[plug] POP and SSL

Christian christian at global.net.au
Sun Jan 9 18:24:27 WST 2000


Leon Brooks wrote:
> 
> Christian wrote:
> > Leon Brooks wrote:
> >> Subba Rao wrote:
> >>> What is the best way to protect my users passwords from being sniffed?
> 
> >> The simplest, least flexible way is to block access to the POP port
> >> except from your dialup lines.
> 
> > This won't really give much protection, will it?  Attackers can still
> > telnet/ssh/ftp in (assuming any of these services are enabled)
> 
> You'd be silly to leave Telnet enabled without _some_ protection, FTP
> (most, anyway) responds slowly to a bad password and so is of limited
> use for brute-forcing (and many FTP clients can be SSH-enabled), and ssh
> isn't susceptible to sniffing.

Ok, but that's not the issue that was raised.  Also, I'm not talking
about brute-forcing passwords over the network, I'm talking about
sniffing passwords and then using that to extend access beyond POP
email.

> > He said they were all using Fetchmail... (which doesn't support SSL
> > either from what I gather).
> 
> Doesn't it?
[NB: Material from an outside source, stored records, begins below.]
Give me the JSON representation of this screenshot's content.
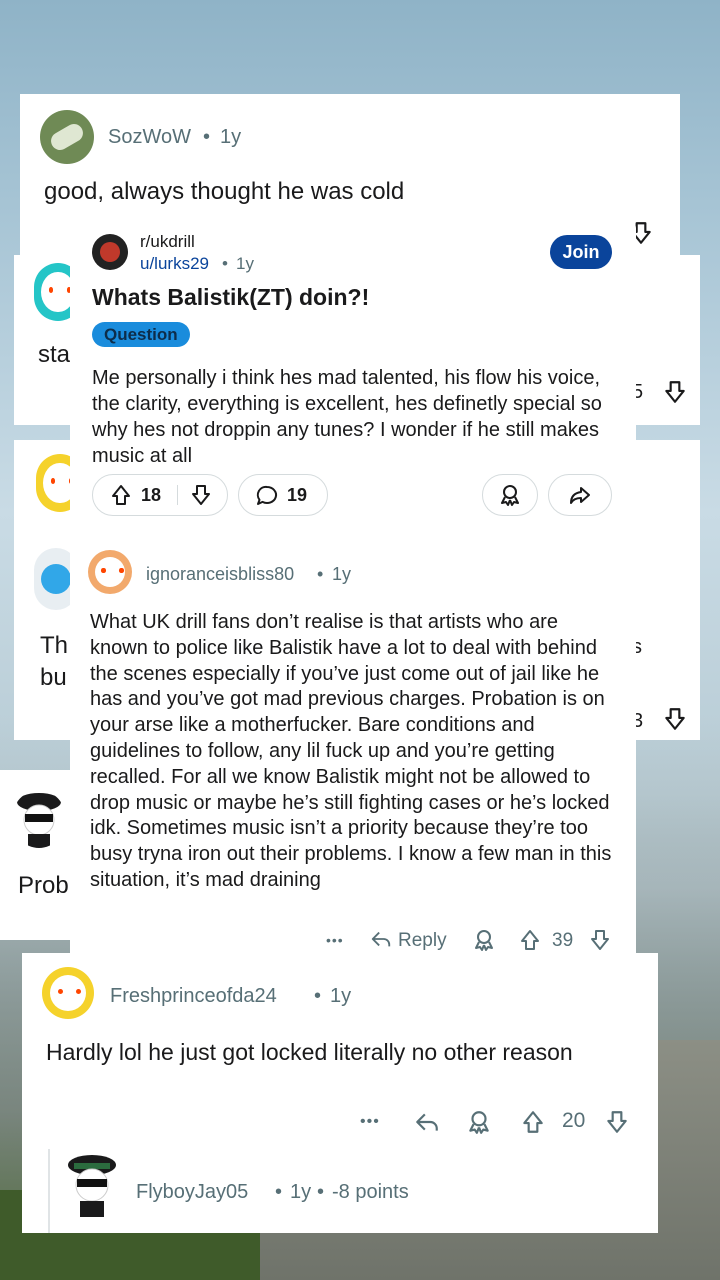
{
  "comment1": {
    "username": "SozWoW",
    "age": "1y",
    "body": "good, always thought he was cold"
  },
  "bg_partial": {
    "text_sta": "sta",
    "text_th": "Th",
    "text_bu": "bu",
    "text_prob": "Prob",
    "count_5": "5",
    "count_3": "3",
    "text_s": "s"
  },
  "post": {
    "subreddit": "r/ukdrill",
    "author": "u/lurks29",
    "age": "1y",
    "join_label": "Join",
    "title": "Whats Balistik(ZT) doin?!",
    "flair": "Question",
    "body": "Me personally i think hes mad talented, his flow his voice, the clarity, everything is excellent, hes definetly special so why hes not droppin any tunes? I wonder if he still makes music at all",
    "upvotes": "18",
    "comments": "19"
  },
  "comment2": {
    "username": "ignoranceisbliss80",
    "age": "1y",
    "body": "What UK drill fans don’t realise is that artists who are known to police like Balistik have a lot to deal with behind the scenes especially if you’ve just come out of jail like he has and you’ve got mad previous charges. Probation is on your arse like a motherfucker. Bare conditions and guidelines to follow, any lil fuck up and you’re getting recalled. For all we know Balistik might not be allowed to drop music or maybe he’s still fighting cases or he’s locked idk. Sometimes music isn’t a priority because they’re too busy tryna iron out their problems. I know a few man in this situation, it’s mad draining",
    "more": "•••",
    "reply_label": "Reply",
    "votes": "39"
  },
  "comment3": {
    "username": "Freshprinceofda24",
    "age": "1y",
    "body": "Hardly lol he just got locked literally no other reason",
    "more": "•••",
    "votes": "20"
  },
  "comment4": {
    "username": "FlyboyJay05",
    "age": "1y",
    "points": "-8 points"
  },
  "colors": {
    "join_bg": "#0a449b",
    "flair_bg": "#1a8cdc",
    "text": "#1a1a1b",
    "muted": "#576f76"
  },
  "icons": [
    "upvote-icon",
    "downvote-icon",
    "comment-icon",
    "award-icon",
    "share-icon",
    "reply-icon",
    "more-icon"
  ]
}
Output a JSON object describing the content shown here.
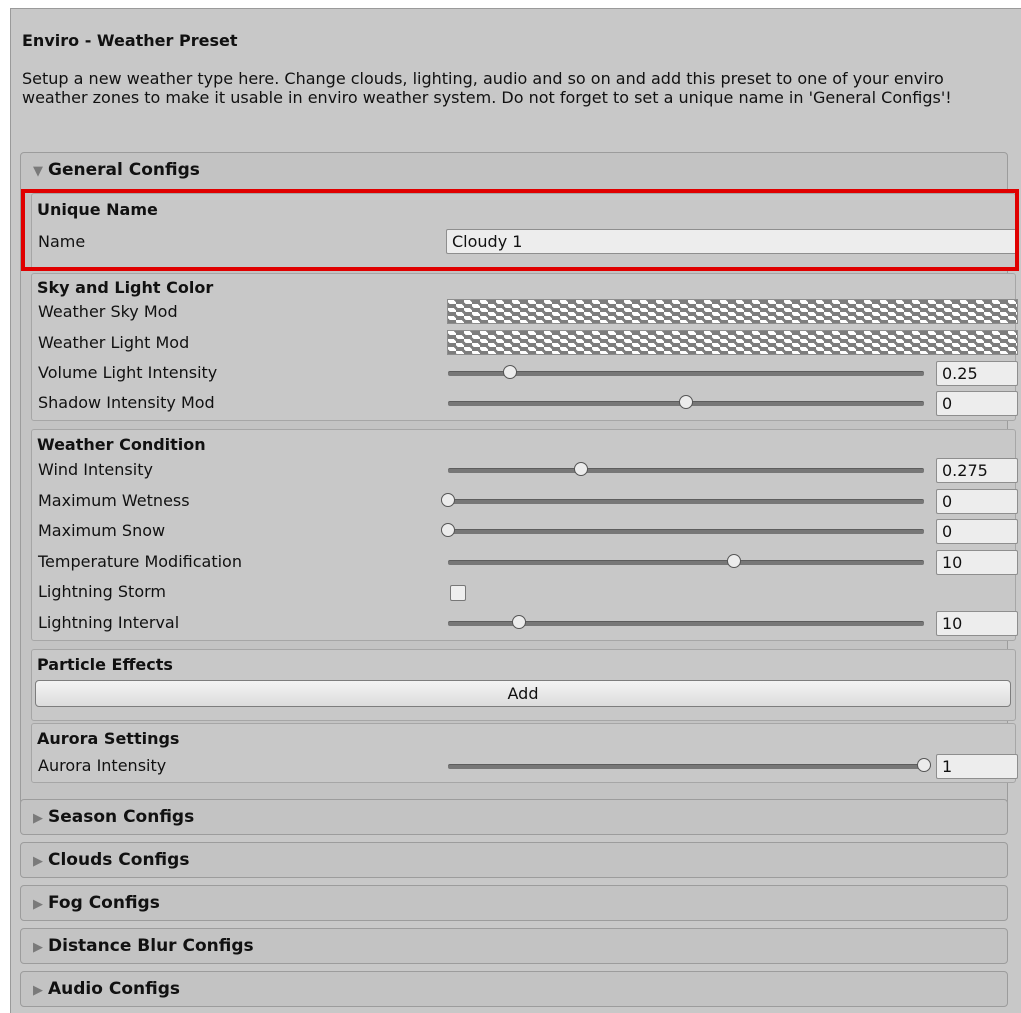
{
  "header": {
    "title": "Enviro - Weather Preset",
    "description": "Setup a new weather type here. Change clouds, lighting, audio and so on and add this preset to one of your enviro weather zones to make it usable in enviro weather system. Do not forget to set a unique name in 'General Configs'!"
  },
  "general": {
    "label": "General Configs",
    "expanded": true,
    "unique_name": {
      "title": "Unique Name",
      "name_label": "Name",
      "name_value": "Cloudy 1",
      "highlight_color": "#e00000"
    },
    "sky_light": {
      "title": "Sky and Light Color",
      "sky_mod_label": "Weather Sky Mod",
      "light_mod_label": "Weather Light Mod",
      "volume_label": "Volume Light Intensity",
      "volume_value": "0.25",
      "volume_level": 0.13,
      "shadow_label": "Shadow Intensity Mod",
      "shadow_value": "0",
      "shadow_level": 0.5
    },
    "weather_condition": {
      "title": "Weather Condition",
      "wind_label": "Wind Intensity",
      "wind_value": "0.275",
      "wind_level": 0.28,
      "wetness_label": "Maximum Wetness",
      "wetness_value": "0",
      "wetness_level": 0,
      "snow_label": "Maximum Snow",
      "snow_value": "0",
      "snow_level": 0,
      "temp_label": "Temperature Modification",
      "temp_value": "10",
      "temp_level": 0.6,
      "storm_label": "Lightning Storm",
      "storm_checked": false,
      "interval_label": "Lightning Interval",
      "interval_value": "10",
      "interval_level": 0.15
    },
    "particles": {
      "title": "Particle Effects",
      "add_label": "Add"
    },
    "aurora": {
      "title": "Aurora Settings",
      "intensity_label": "Aurora Intensity",
      "intensity_value": "1",
      "intensity_level": 1
    }
  },
  "collapsed_sections": [
    {
      "label": "Season Configs"
    },
    {
      "label": "Clouds Configs"
    },
    {
      "label": "Fog Configs"
    },
    {
      "label": "Distance Blur Configs"
    },
    {
      "label": "Audio Configs"
    }
  ]
}
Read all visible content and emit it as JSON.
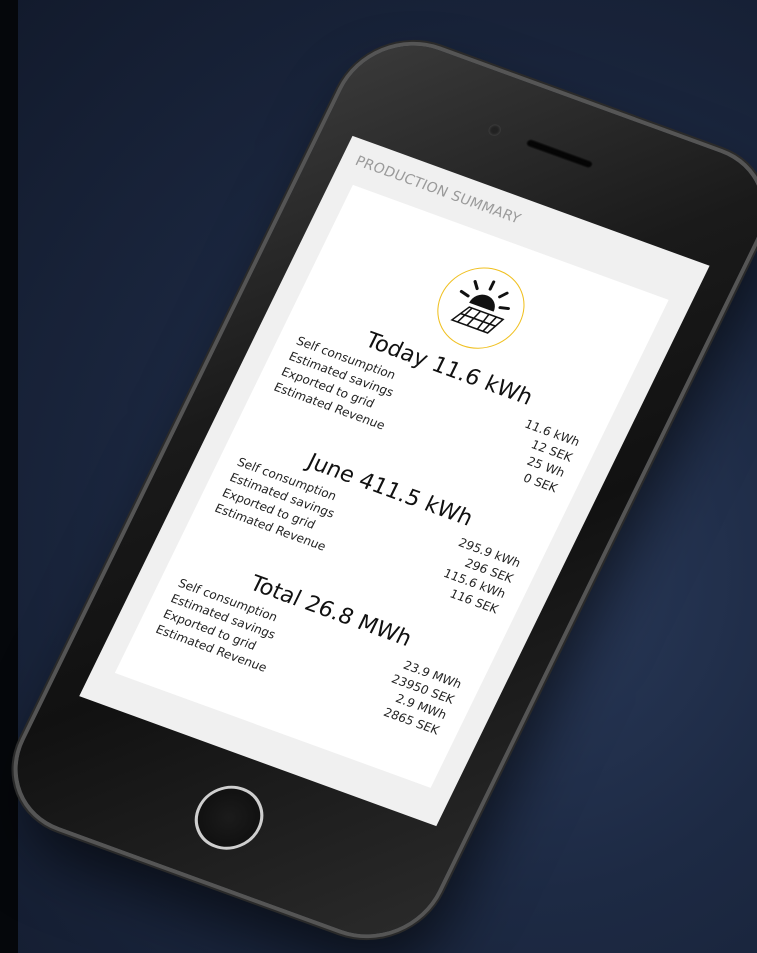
{
  "screen": {
    "title": "PRODUCTION SUMMARY"
  },
  "sections": [
    {
      "title": "Today 11.6 kWh",
      "rows": [
        {
          "label": "Self consumption",
          "value": "11.6 kWh"
        },
        {
          "label": "Estimated savings",
          "value": "12 SEK"
        },
        {
          "label": "Exported to grid",
          "value": "25 Wh"
        },
        {
          "label": "Estimated Revenue",
          "value": "0 SEK"
        }
      ]
    },
    {
      "title": "June 411.5 kWh",
      "rows": [
        {
          "label": "Self consumption",
          "value": "295.9 kWh"
        },
        {
          "label": "Estimated savings",
          "value": "296 SEK"
        },
        {
          "label": "Exported to grid",
          "value": "115.6 kWh"
        },
        {
          "label": "Estimated Revenue",
          "value": "116 SEK"
        }
      ]
    },
    {
      "title": "Total 26.8 MWh",
      "rows": [
        {
          "label": "Self consumption",
          "value": "23.9 MWh"
        },
        {
          "label": "Estimated savings",
          "value": "23950 SEK"
        },
        {
          "label": "Exported to grid",
          "value": "2.9 MWh"
        },
        {
          "label": "Estimated Revenue",
          "value": "2865 SEK"
        }
      ]
    }
  ],
  "icons": {
    "badge": "sun-solar-panel-icon"
  },
  "colors": {
    "accent": "#f0c020",
    "background": "#1d2a44",
    "screen": "#f0f0f0",
    "card": "#ffffff"
  }
}
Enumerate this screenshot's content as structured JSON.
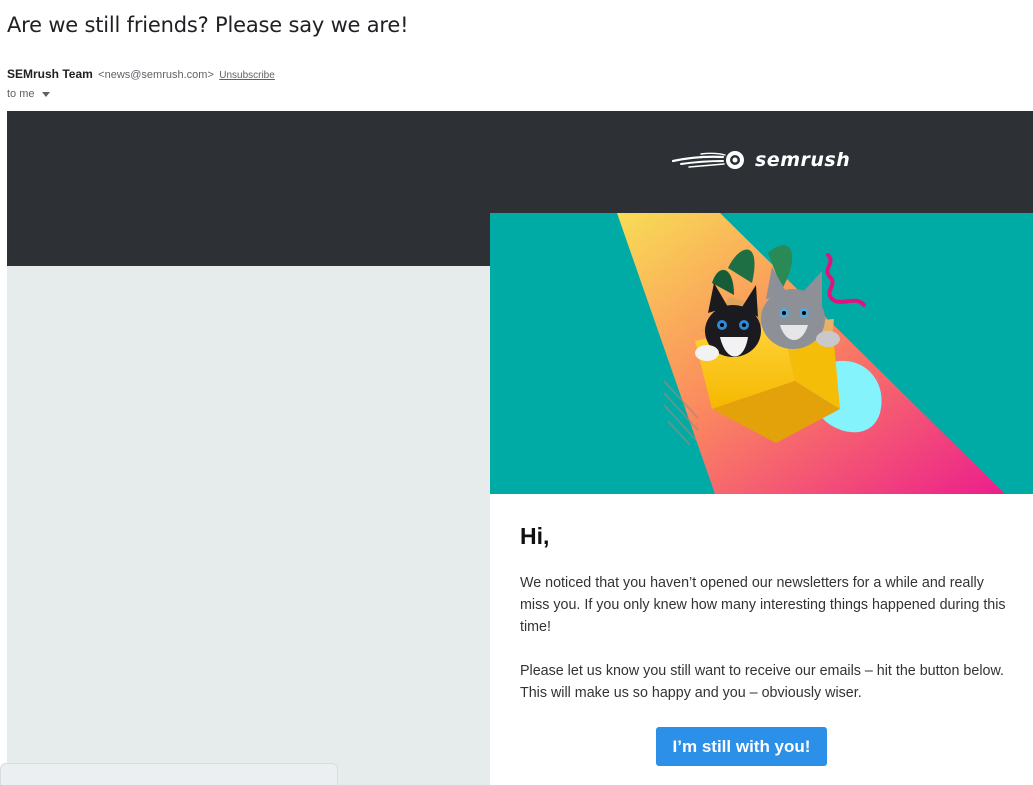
{
  "email": {
    "subject": "Are we still friends? Please say we are!",
    "sender_name": "SEMrush Team",
    "sender_email": "<news@semrush.com>",
    "unsubscribe_label": "Unsubscribe",
    "recipient_label": "to me"
  },
  "newsletter": {
    "logo_text": "semrush",
    "greeting": "Hi,",
    "paragraph_1": "We noticed that you haven’t opened our newsletters for a while and really miss you. If you only knew how many interesting things happened during this time!",
    "paragraph_2": "Please let us know you still want to receive our emails – hit the button below. This will make us so happy and you – obviously wiser.",
    "cta_label": "I’m still with you!"
  },
  "colors": {
    "header_dark": "#2d3136",
    "page_bg": "#e6ecec",
    "hero_teal": "#00aba5",
    "cta_blue": "#2c8fe8"
  },
  "icons": {
    "logo_mark": "semrush-fireball-icon",
    "recipient_toggle": "chevron-down-icon"
  }
}
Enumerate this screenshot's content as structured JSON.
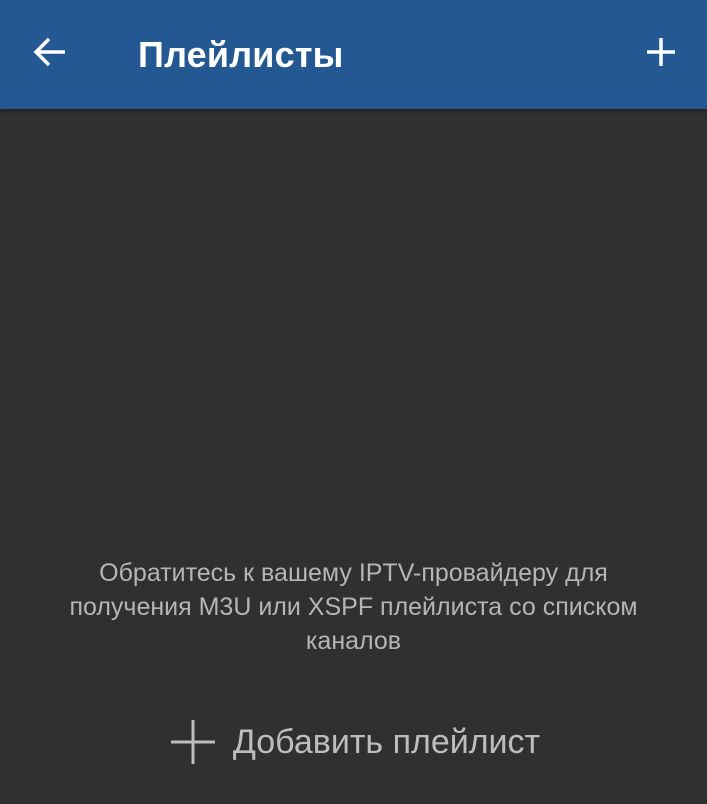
{
  "appbar": {
    "title": "Плейлисты",
    "back_icon": "arrow-left-icon",
    "add_icon": "plus-icon",
    "background_color": "#245893"
  },
  "empty_state": {
    "message": "Обратитесь к вашему IPTV-провайдеру для получения M3U или XSPF плейлиста со списком каналов",
    "add_label": "Добавить плейлист",
    "add_icon": "plus-icon"
  },
  "colors": {
    "background": "#303030",
    "text_muted": "#b5b5b5",
    "text_on_primary": "#ffffff"
  }
}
Well, it shouldn't be too difficult to add if so. There are
> projects like stelnet around to provide working examples of the SSL
> interface.

It wouldn't be hard... but using SSH would be easier.  Plus, you'd have
to add support to Fetchmail AND to POP3 server.

> > As I suggested, APOP or a Kerberized POP
> > might be the best approach if SSH can't be used.
> 
> These are sniffer-proof, are they?

Pretty much (as much as SSL is, I would say).

Regards,

Christian.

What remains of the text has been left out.